With the children and grandchildren being in Australia, that was the start of us going there for holidays. We have had many a good holiday there with them all. Judith lives in Clovelly in Sydney, Lynette lives at Woy Woy near Gosford on the Central Coast, and Jocelyn lives at Mittagong in the Southern Highlands. They are a small distance apart but not too far. They see each other and keep in contact quite easily. Mangaroa Hill Road was a great street as far as people go, and we all looked after each other’s kids. Every Sunday we used to have “elevenses”. Some times they would last a couple of hours, and at other times they could last four or five hours. I remember coming home one day and the hill was on fire. I got to the gate and somebody called out to me “Hey Piper!” I looked and there was Murray from next door, he had a table all set out with all the sorts of drinks imaginable. “Come on in” he said.

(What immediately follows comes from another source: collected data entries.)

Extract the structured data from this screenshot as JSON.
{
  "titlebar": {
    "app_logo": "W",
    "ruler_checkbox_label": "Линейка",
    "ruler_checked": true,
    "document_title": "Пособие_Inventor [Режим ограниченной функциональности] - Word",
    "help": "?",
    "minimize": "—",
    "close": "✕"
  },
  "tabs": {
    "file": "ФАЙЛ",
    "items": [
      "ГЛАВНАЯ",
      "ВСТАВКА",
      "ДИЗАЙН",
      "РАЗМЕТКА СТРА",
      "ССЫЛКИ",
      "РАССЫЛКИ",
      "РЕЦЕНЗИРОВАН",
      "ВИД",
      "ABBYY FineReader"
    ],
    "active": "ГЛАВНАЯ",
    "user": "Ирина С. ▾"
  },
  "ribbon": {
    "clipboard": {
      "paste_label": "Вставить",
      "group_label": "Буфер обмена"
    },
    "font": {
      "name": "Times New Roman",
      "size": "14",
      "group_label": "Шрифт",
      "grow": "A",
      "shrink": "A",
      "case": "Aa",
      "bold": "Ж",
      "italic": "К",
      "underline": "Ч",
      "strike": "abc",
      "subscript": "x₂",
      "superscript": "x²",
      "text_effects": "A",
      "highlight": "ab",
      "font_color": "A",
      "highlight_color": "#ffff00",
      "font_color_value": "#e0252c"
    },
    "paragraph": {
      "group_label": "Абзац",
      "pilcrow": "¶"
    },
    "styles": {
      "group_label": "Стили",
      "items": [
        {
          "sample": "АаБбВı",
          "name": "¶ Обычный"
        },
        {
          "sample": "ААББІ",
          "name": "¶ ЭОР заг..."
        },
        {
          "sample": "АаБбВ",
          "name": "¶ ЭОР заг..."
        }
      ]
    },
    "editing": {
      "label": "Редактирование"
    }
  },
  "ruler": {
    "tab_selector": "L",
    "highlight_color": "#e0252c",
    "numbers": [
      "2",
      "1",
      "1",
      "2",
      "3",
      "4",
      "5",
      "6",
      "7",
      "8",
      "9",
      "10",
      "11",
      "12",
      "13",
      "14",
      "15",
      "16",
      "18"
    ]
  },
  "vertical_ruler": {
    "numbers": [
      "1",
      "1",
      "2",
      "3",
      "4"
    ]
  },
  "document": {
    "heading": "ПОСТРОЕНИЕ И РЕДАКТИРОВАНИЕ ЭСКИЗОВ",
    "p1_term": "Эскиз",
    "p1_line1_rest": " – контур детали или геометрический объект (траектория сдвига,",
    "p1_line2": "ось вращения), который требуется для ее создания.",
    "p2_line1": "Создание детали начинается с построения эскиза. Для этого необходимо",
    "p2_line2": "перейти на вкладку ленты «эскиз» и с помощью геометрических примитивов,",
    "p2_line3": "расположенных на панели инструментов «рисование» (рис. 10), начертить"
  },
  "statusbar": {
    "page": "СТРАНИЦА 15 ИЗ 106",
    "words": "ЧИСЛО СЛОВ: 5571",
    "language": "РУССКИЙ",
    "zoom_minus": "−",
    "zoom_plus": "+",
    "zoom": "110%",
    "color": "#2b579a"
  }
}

Colleen was there so I thought I might as well go.

So we sat and watched them fight the fire on the hill, and every time the helicopter went over we would raise our glasses to the pilot and wave to him. But it turned out that he had the last laugh, the rotten sod. He must have kept a bit of water back in the bucket, because he flew around again and came over the top of us and dumped the water on us. So we copped the lot. We could see his head out the side of the helicopter, laughing his head off, and there we sat – all soaking wet.

All the neighbours were pretty good. Murray and Nettie Yorston, the couple next door, had no children and our kids just loved them. They were brilliant with them, they were just like a second family to them. They had a really big influence on their lives. I used to have “Sunday Morning Communion” with Murray. I would be working out in the garage and I would hear “Hey Piper!” from behind the garage wall, where there was a creek running through his property. I would go out round the back of the garage and there he would be, standing in the creek in his gumboots holding a half G of beer. We thought it was great fun, hiding there and having a beer.